Johnson throws, and it’s a curveball coming out of his hands, a curveball as it nears the plate, a curveball as it dives below the strike zone into Eugenio’s waiting mitt, and the Friars batter—who’s a light-hitting shortstop mostly in the lineup for his defense—doesn’t so much as spit at it. Three balls, no strikes.
D’Spara gestures the sign for a walk at Eugenio, hands going through the familiar signals. Eugenio has to see it. Hell, even the other team must recognize it. Yet Eugenio calls for another strike, one that the Friars hitter fouls back, off the netting separating spectators from the field.
And it happens again. D’Spara motions for a ball; Eugenio calls for a strike; the Friars hitter fouls it away. And again. It turns into one of those at-bats that goes on so long that Zach tries to tune it out, the kind they show on SportsCenter as if to say “Isn’t baseball slow? Isn’t baseball boring?”
Next to Zach, D’Spara is chomping on a handful of Tums that smell like mint and artificial fruit.
“I can talk with Morales,” Zach says.
“You better, because what the fuck?”
The Friars hitter finally strikes out. Eugenio comes back into the dugout, and he doesn’t stop, doesn’t get a drink of Gatorade or unclip his gear or do anything more than disappear into the tunnel leading to the clubhouse.

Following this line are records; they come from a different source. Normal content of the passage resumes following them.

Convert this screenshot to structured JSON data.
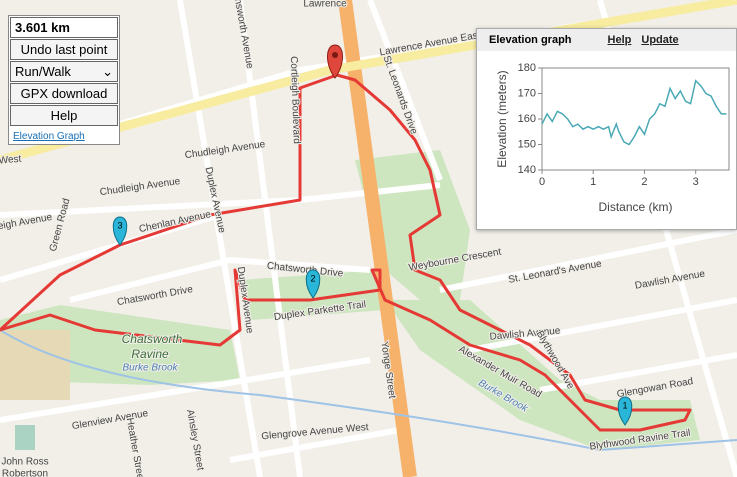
{
  "panel": {
    "distance": "3.601 km",
    "undo": "Undo last point",
    "mode": "Run/Walk",
    "gpx": "GPX download",
    "help": "Help",
    "elevation_link": "Elevation Graph"
  },
  "elevation_graph": {
    "title": "Elevation graph",
    "help": "Help",
    "update": "Update",
    "chart": {
      "type": "line",
      "x_label": "Distance (km)",
      "y_label": "Elevation (meters)",
      "xlim": [
        0,
        3.65
      ],
      "ylim": [
        140,
        180
      ],
      "xticks": [
        0,
        1,
        2,
        3
      ],
      "yticks": [
        140,
        150,
        160,
        170,
        180
      ],
      "color": "#4aa9b5",
      "x": [
        0,
        0.1,
        0.2,
        0.3,
        0.4,
        0.5,
        0.6,
        0.7,
        0.8,
        0.9,
        1.0,
        1.1,
        1.2,
        1.3,
        1.35,
        1.45,
        1.5,
        1.6,
        1.7,
        1.8,
        1.9,
        2.0,
        2.1,
        2.2,
        2.3,
        2.4,
        2.5,
        2.6,
        2.7,
        2.8,
        2.9,
        3.0,
        3.1,
        3.2,
        3.3,
        3.4,
        3.5,
        3.6
      ],
      "values": [
        158,
        162,
        159,
        163,
        162,
        160,
        157,
        158,
        156,
        157,
        156,
        157,
        156,
        157,
        153,
        158,
        155,
        151,
        150,
        153,
        157,
        154,
        160,
        162,
        166,
        165,
        172,
        168,
        171,
        167,
        166,
        175,
        173,
        170,
        169,
        165,
        162,
        162
      ]
    }
  },
  "map": {
    "labels": [
      "Lawrence",
      "Lawrence Avenue East",
      "Chudleigh Avenue",
      "Chudleigh Avenue",
      "eigh Avenue",
      "Chenlan Avenue",
      "Chatsworth Drive",
      "Chatsworth Drive",
      "Duplex Parkette Trail",
      "Chatsworth",
      "Ravine",
      "Burke Brook",
      "Glenview Avenue",
      "Glengrove Avenue West",
      "Yonge Street",
      "St. Leonard's Avenue",
      "Dawlish Avenue",
      "Dawlish Avenue",
      "Glengowan Road",
      "Blythwood Ave",
      "Alexander Muir Road",
      "Burke Brook",
      "Blythwood Ravine Trail",
      "Weybourne Crescent",
      "St. Leonards Drive",
      "Cortleigh Boulevard",
      "Duplex Avenue",
      "Unsworth Avenue",
      "Green Road",
      "Ainsley Street",
      "Heather Street",
      "John Ross",
      "Robertson",
      "West",
      "Duplex Avenue"
    ],
    "markers": [
      "1",
      "2",
      "3"
    ]
  }
}
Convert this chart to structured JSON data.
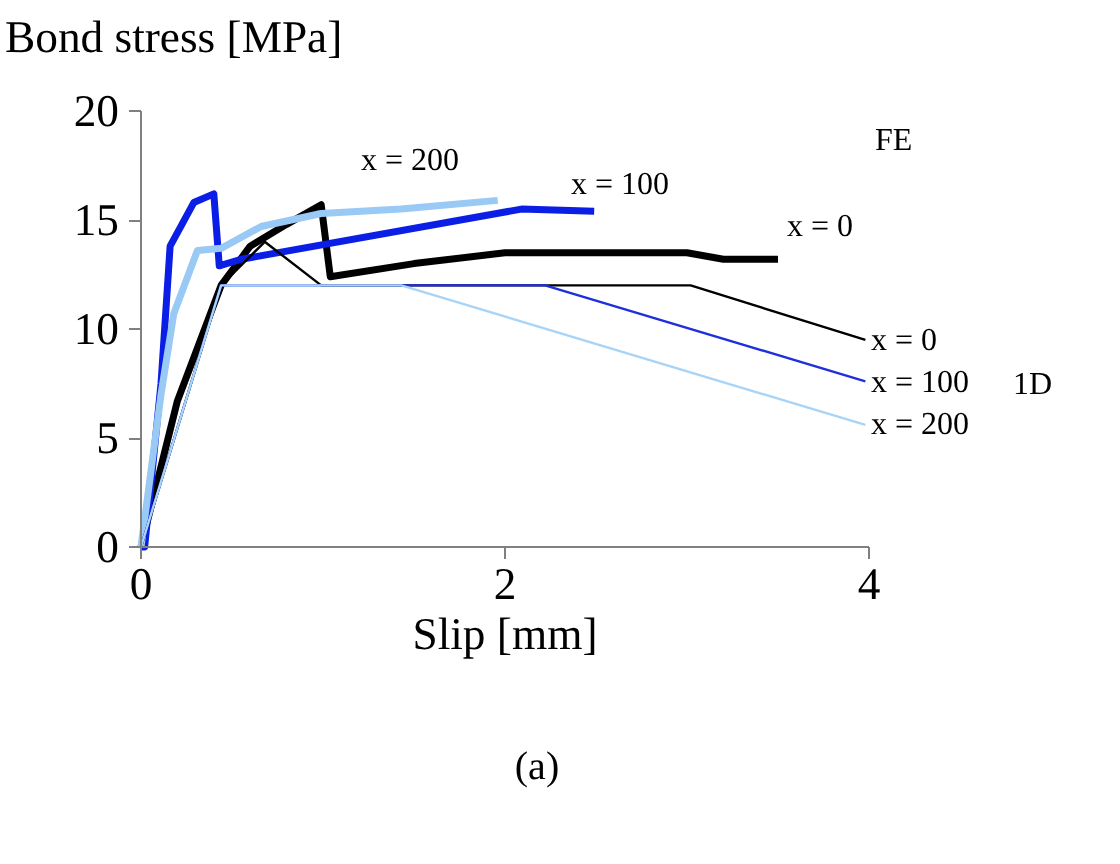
{
  "chart_data": {
    "type": "line",
    "ylabel": "Bond stress [MPa]",
    "xlabel": "Slip [mm]",
    "xlim": [
      0,
      4
    ],
    "ylim": [
      0,
      20
    ],
    "xticks": [
      0,
      2,
      4
    ],
    "yticks": [
      0,
      5,
      10,
      15,
      20
    ],
    "grid": false,
    "marker": "none",
    "line_style": "solid",
    "series": [
      {
        "color": "#000000",
        "x": [
          0,
          0.2,
          0.44,
          0.6,
          0.8,
          0.99,
          1.04,
          1.5,
          2.0,
          3.0,
          3.2,
          3.5
        ],
        "values": [
          0,
          6.7,
          12.0,
          13.8,
          14.8,
          15.7,
          12.4,
          13.0,
          13.5,
          13.5,
          13.2,
          13.2
        ]
      },
      {
        "color": "#0a1ee6",
        "x": [
          0,
          0.02,
          0.11,
          0.16,
          0.29,
          0.4,
          0.43,
          0.55,
          2.09,
          2.49
        ],
        "values": [
          0,
          0,
          7.5,
          13.8,
          15.8,
          16.2,
          12.9,
          13.2,
          15.5,
          15.4
        ]
      },
      {
        "color": "#99c9f5",
        "x": [
          0,
          0.11,
          0.18,
          0.31,
          0.44,
          0.66,
          0.99,
          1.43,
          1.96
        ],
        "values": [
          0,
          7.0,
          10.7,
          13.6,
          13.7,
          14.7,
          15.3,
          15.5,
          15.9
        ]
      },
      {
        "color": "#000000",
        "x": [
          0,
          0.44,
          0.68,
          0.99,
          3.02,
          3.98
        ],
        "values": [
          0,
          12.0,
          14.0,
          12.0,
          12.0,
          9.5
        ]
      },
      {
        "color": "#1f2fdc",
        "x": [
          0,
          0.44,
          2.22,
          3.98
        ],
        "values": [
          0,
          12.0,
          12.0,
          7.6
        ]
      },
      {
        "color": "#a8d4f7",
        "x": [
          0,
          0.44,
          1.43,
          3.98
        ],
        "values": [
          0,
          12.0,
          12.0,
          5.6
        ]
      }
    ],
    "annotations": [
      "x = 200",
      "x = 100",
      "x = 0",
      "x = 0",
      "x = 100",
      "x = 200",
      "FE",
      "1D",
      "(a)"
    ]
  }
}
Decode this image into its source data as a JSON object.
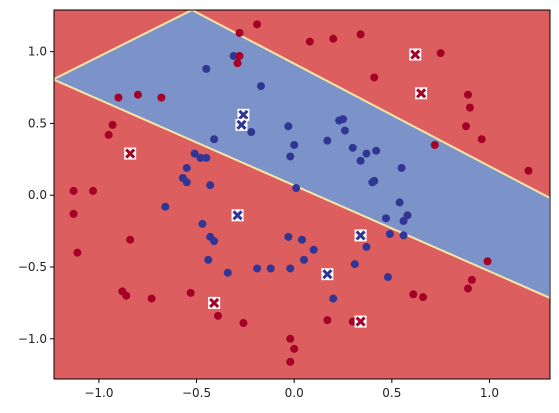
{
  "chart_data": {
    "type": "scatter",
    "title": "",
    "xlabel": "",
    "ylabel": "",
    "xlim": [
      -1.23,
      1.31
    ],
    "ylim": [
      -1.28,
      1.29
    ],
    "grid": false,
    "x_ticks": [
      -1.0,
      -0.5,
      0.0,
      0.5,
      1.0
    ],
    "x_tick_labels": [
      "−1.0",
      "−0.5",
      "0.0",
      "0.5",
      "1.0"
    ],
    "y_ticks": [
      -1.0,
      -0.5,
      0.0,
      0.5,
      1.0
    ],
    "y_tick_labels": [
      "−1.0",
      "−0.5",
      "0.0",
      "0.5",
      "1.0"
    ],
    "background_regions": {
      "description": "decision regions",
      "inner_band_color": "#7b93c8",
      "outer_color": "#dc5e5f",
      "boundary_color": "#f4e6a7",
      "upper_boundary": [
        [
          -1.23,
          0.8
        ],
        [
          -0.2,
          1.29
        ]
      ],
      "lower_boundary_note": "boundary descends from about (-1.23, 0.78) through (0.0, -0.35) to (1.31, -0.78) for the lower edge of the band"
    },
    "series": [
      {
        "values": "class-0",
        "color": "#313695",
        "marker": "circle",
        "points": [
          [
            -0.45,
            0.88
          ],
          [
            -0.31,
            0.97
          ],
          [
            -0.17,
            0.76
          ],
          [
            -0.41,
            0.39
          ],
          [
            -0.28,
            0.52
          ],
          [
            -0.22,
            0.44
          ],
          [
            -0.03,
            0.48
          ],
          [
            0.0,
            0.35
          ],
          [
            -0.02,
            0.27
          ],
          [
            0.01,
            0.05
          ],
          [
            -0.51,
            0.29
          ],
          [
            -0.48,
            0.26
          ],
          [
            -0.45,
            0.26
          ],
          [
            -0.55,
            0.19
          ],
          [
            -0.57,
            0.12
          ],
          [
            -0.55,
            0.09
          ],
          [
            -0.43,
            0.07
          ],
          [
            -0.66,
            -0.08
          ],
          [
            -0.47,
            -0.2
          ],
          [
            -0.43,
            -0.29
          ],
          [
            -0.41,
            -0.32
          ],
          [
            -0.44,
            -0.45
          ],
          [
            -0.34,
            -0.54
          ],
          [
            -0.19,
            -0.51
          ],
          [
            -0.12,
            -0.51
          ],
          [
            -0.02,
            -0.51
          ],
          [
            0.05,
            -0.45
          ],
          [
            -0.03,
            -0.29
          ],
          [
            0.04,
            -0.31
          ],
          [
            0.1,
            -0.38
          ],
          [
            0.2,
            -0.72
          ],
          [
            0.17,
            0.38
          ],
          [
            0.23,
            0.52
          ],
          [
            0.25,
            0.53
          ],
          [
            0.26,
            0.45
          ],
          [
            0.3,
            0.33
          ],
          [
            0.34,
            0.24
          ],
          [
            0.37,
            0.29
          ],
          [
            0.42,
            0.31
          ],
          [
            0.41,
            0.1
          ],
          [
            0.4,
            0.09
          ],
          [
            0.55,
            0.19
          ],
          [
            0.54,
            -0.05
          ],
          [
            0.47,
            -0.16
          ],
          [
            0.49,
            -0.27
          ],
          [
            0.56,
            -0.18
          ],
          [
            0.58,
            -0.14
          ],
          [
            0.56,
            -0.28
          ],
          [
            0.31,
            -0.48
          ],
          [
            0.37,
            -0.36
          ],
          [
            0.48,
            -0.57
          ]
        ]
      },
      {
        "values": "class-1",
        "color": "#a50026",
        "marker": "circle",
        "points": [
          [
            -0.28,
            1.13
          ],
          [
            -0.19,
            1.19
          ],
          [
            -0.28,
            0.97
          ],
          [
            -0.29,
            0.92
          ],
          [
            -0.9,
            0.68
          ],
          [
            -0.8,
            0.7
          ],
          [
            -0.68,
            0.68
          ],
          [
            -0.93,
            0.49
          ],
          [
            -0.95,
            0.42
          ],
          [
            -1.13,
            0.03
          ],
          [
            -1.03,
            0.03
          ],
          [
            -1.13,
            -0.13
          ],
          [
            -1.11,
            -0.4
          ],
          [
            -0.84,
            -0.31
          ],
          [
            -0.88,
            -0.67
          ],
          [
            -0.86,
            -0.7
          ],
          [
            -0.73,
            -0.72
          ],
          [
            -0.53,
            -0.68
          ],
          [
            -0.39,
            -0.84
          ],
          [
            -0.26,
            -0.89
          ],
          [
            -0.02,
            -1.0
          ],
          [
            -0.02,
            -1.16
          ],
          [
            0.0,
            -1.07
          ],
          [
            0.17,
            -0.87
          ],
          [
            0.3,
            -0.88
          ],
          [
            0.08,
            1.07
          ],
          [
            0.2,
            1.09
          ],
          [
            0.34,
            1.12
          ],
          [
            0.41,
            0.82
          ],
          [
            0.72,
            0.35
          ],
          [
            0.75,
            0.99
          ],
          [
            0.89,
            0.7
          ],
          [
            0.9,
            0.61
          ],
          [
            0.88,
            0.48
          ],
          [
            0.96,
            0.39
          ],
          [
            1.2,
            0.17
          ],
          [
            0.99,
            -0.46
          ],
          [
            0.91,
            -0.59
          ],
          [
            0.89,
            -0.65
          ],
          [
            0.61,
            -0.69
          ],
          [
            0.66,
            -0.71
          ]
        ]
      },
      {
        "values": "highlighted-class-0",
        "color": "#313695",
        "marker": "x-in-square",
        "points": [
          [
            -0.26,
            0.56
          ],
          [
            -0.27,
            0.49
          ],
          [
            -0.29,
            -0.14
          ],
          [
            0.34,
            -0.28
          ],
          [
            0.17,
            -0.55
          ]
        ]
      },
      {
        "values": "highlighted-class-1",
        "color": "#a50026",
        "marker": "x-in-square",
        "points": [
          [
            -0.84,
            0.29
          ],
          [
            -0.41,
            -0.75
          ],
          [
            0.34,
            -0.88
          ],
          [
            0.62,
            0.98
          ],
          [
            0.65,
            0.71
          ]
        ]
      }
    ]
  }
}
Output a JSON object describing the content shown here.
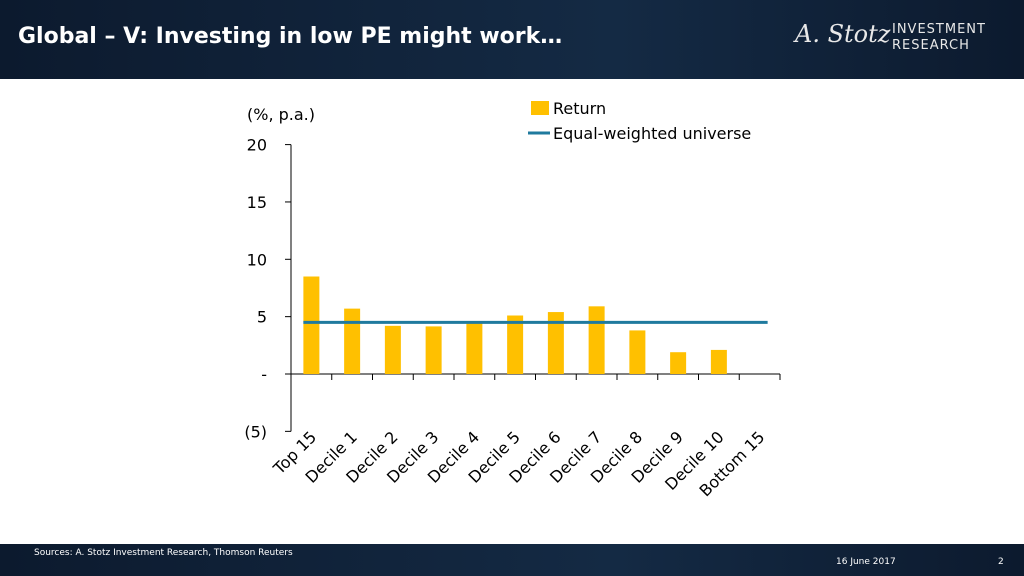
{
  "header": {
    "title": "Global – V: Investing in low PE might work…",
    "logo_script": "A. Stotz",
    "logo_line1": "INVESTMENT",
    "logo_line2": "RESEARCH"
  },
  "footer": {
    "source": "Sources: A. Stotz Investment Research, Thomson Reuters",
    "date": "16 June 2017",
    "page": "2"
  },
  "colors": {
    "bar": "#FFC000",
    "line": "#1F7A9E",
    "header": "#0f213a"
  },
  "chart_data": {
    "type": "bar",
    "ylabel": "(%, p.a.)",
    "ylim": [
      -5,
      20
    ],
    "yticks": [
      20,
      15,
      10,
      5,
      0,
      -5
    ],
    "ytick_labels": [
      "20",
      "15",
      "10",
      "5",
      "-",
      "(5)"
    ],
    "categories": [
      "Top 15",
      "Decile 1",
      "Decile 2",
      "Decile 3",
      "Decile 4",
      "Decile 5",
      "Decile 6",
      "Decile 7",
      "Decile 8",
      "Decile 9",
      "Decile 10",
      "Bottom 15"
    ],
    "series": [
      {
        "name": "Return",
        "type": "bar",
        "values": [
          8.5,
          5.7,
          4.2,
          4.15,
          4.4,
          5.1,
          5.4,
          5.9,
          3.8,
          1.9,
          2.1,
          null
        ]
      },
      {
        "name": "Equal-weighted universe",
        "type": "line",
        "values": [
          4.5,
          4.5,
          4.5,
          4.5,
          4.5,
          4.5,
          4.5,
          4.5,
          4.5,
          4.5,
          4.5,
          4.5
        ]
      }
    ],
    "legend_position": "top",
    "grid": false
  }
}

And Zach considers the possibilities of the conversation he’s about to go have, including reassuring Eugenio he’s secure in a roster spot that Zach is also competing for, and then follows.
When he gets to the clubhouse, Eugenio is in the process of dumping his gear in a careless pile next to his stall. “I know,” he says, before Zach can say anything.
Eugenio goes into the kitchen suite, one where clubhouse workers and catering staff already laid out food for after the game, and Zach can hear him run the water from the sink. When he comes back, his cheeks and forehead are wet, along with the ends of his hair, like he dunked his entire head.
“I know,” he says again, and he drops into the chair in front of his stall. Zach watches him spend a long minute looking at where his jerseys are hung up neatly, at where his batting gloves are stacked, his spikes and tape and all the other various things that make up their uniforms.
“When I first came up,” Zach says, “I would just sit there staring at all the stuff with my name across the back. Like, if I looked away, even for a second, it would all disappear.”
“Yeah, I feel that.”
“You don’t seem like an asshole.”
Eugenio looks at him.
“I mean, baseball’s full of assholes. You don’t seem like one.”
“Wow, thanks.” Eugenio lets out a long breath. “Sorry. Fuck. I thought the ump was going to toss me.”
“Seemed like you were getting close to that.”